Berlin and Paris blindsided EU counterparts by putting forward a last-minute proposal for the bloc to resume meetings with Putin in the wake of U.S. President Joe Biden’s sit-down with him in Geneva last week.
But there was opposition from numerous EU member states -especially in eastern Europe -which remain deeply wary of rewarding the Kremlin with talks before it changes course.
"It was not possible to agree today that we should meet immediately at the top level," German Chancellor Angela Merkel said after hours of wrangling between the bloc’s leaders in Brussels.
The German leader -attending what could be her last EU summit ahead of elections to choose her successor in September -said that leaders had agreed to maintain and develop a "dialogue format" with Russia.
"I would have liked to see a bolder step here, but it is also good this way and we will continue to work on it," she said.
Lithuanian President Gitanas Nauseda said that, to his satisfaction, "there will be no meetings at the European Union leaders’ level with Russia".
"We see that the situation of our relations with Russia is deteriorating and we see new aggressive forms in behavior of Russia," he said.
Moscow said on June 24 that Putin was a "supporter" of the summit proposal, which would have potentially revived a regular fixture that was frozen after the takeover of Crimea by Russia sent ties spiralling.
The last summit between EU chiefs and Putin took place in early 2014, and the Kremlin strongman has since dealt bilaterally with individual nations.
Ukraine’s foreign minister, Dmytro Kuleba, had blasted the German-French effort as a "dangerous deviation from EU sanctions policy" after talks in Brussels with the bloc’s foreign policy chief.
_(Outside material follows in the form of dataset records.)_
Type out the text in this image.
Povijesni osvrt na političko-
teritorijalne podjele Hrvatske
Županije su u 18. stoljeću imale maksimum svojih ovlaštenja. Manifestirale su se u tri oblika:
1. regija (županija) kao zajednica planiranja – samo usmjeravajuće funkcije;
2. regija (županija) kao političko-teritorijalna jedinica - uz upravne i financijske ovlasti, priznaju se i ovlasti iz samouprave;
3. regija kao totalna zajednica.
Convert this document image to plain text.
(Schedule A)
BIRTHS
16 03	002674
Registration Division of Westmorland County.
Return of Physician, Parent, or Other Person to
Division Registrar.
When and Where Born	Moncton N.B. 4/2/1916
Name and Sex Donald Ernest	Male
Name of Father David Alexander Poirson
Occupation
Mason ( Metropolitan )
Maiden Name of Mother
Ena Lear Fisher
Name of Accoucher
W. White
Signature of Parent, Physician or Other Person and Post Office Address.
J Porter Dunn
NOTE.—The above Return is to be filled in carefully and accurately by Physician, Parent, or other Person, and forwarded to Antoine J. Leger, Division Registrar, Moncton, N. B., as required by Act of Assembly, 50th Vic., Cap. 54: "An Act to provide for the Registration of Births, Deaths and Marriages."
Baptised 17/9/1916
The EU is looking to revamp its strategy on keeping its vast eastern neighbour in check, as Brussels admits that relations with the Kremlin look set to deteriorate further despite having already reached their "lowest level".
Moscow has been at loggerheads with a number of Western capitals recently after a Russian troop build-up on Ukraine’s borders and a series of espionage scandals that have resulted in diplomatic expulsions.
The official conclusions from the summit said the bloc was "open to a selective engagement with Russia in areas of EU interest", such as climate change, health, the Iran nuclear deal and conflicts in Syria and Libya.
Leaders said the EU would "explore formats and conditionalities of dialogue with Russia", but struck out a reference to "leaders’ level" dialogue contained in a draft version.
Austrian Chancellor Sebastian Kurz, who had backed the push from France and Germany for talks with Putin, tweeted that "as a compromise, it is now to be clarified which dialogue channels can be useful".
Leaders in their final statement also insisted on the need for a "firm and coordinated response by the EU and its Member States to any further malign, illegal and disruptive activity by Russia".
To that end, they tasked the European Commission "to present options for additional restrictive measures, including economic sanctions" that may be needed against Moscow.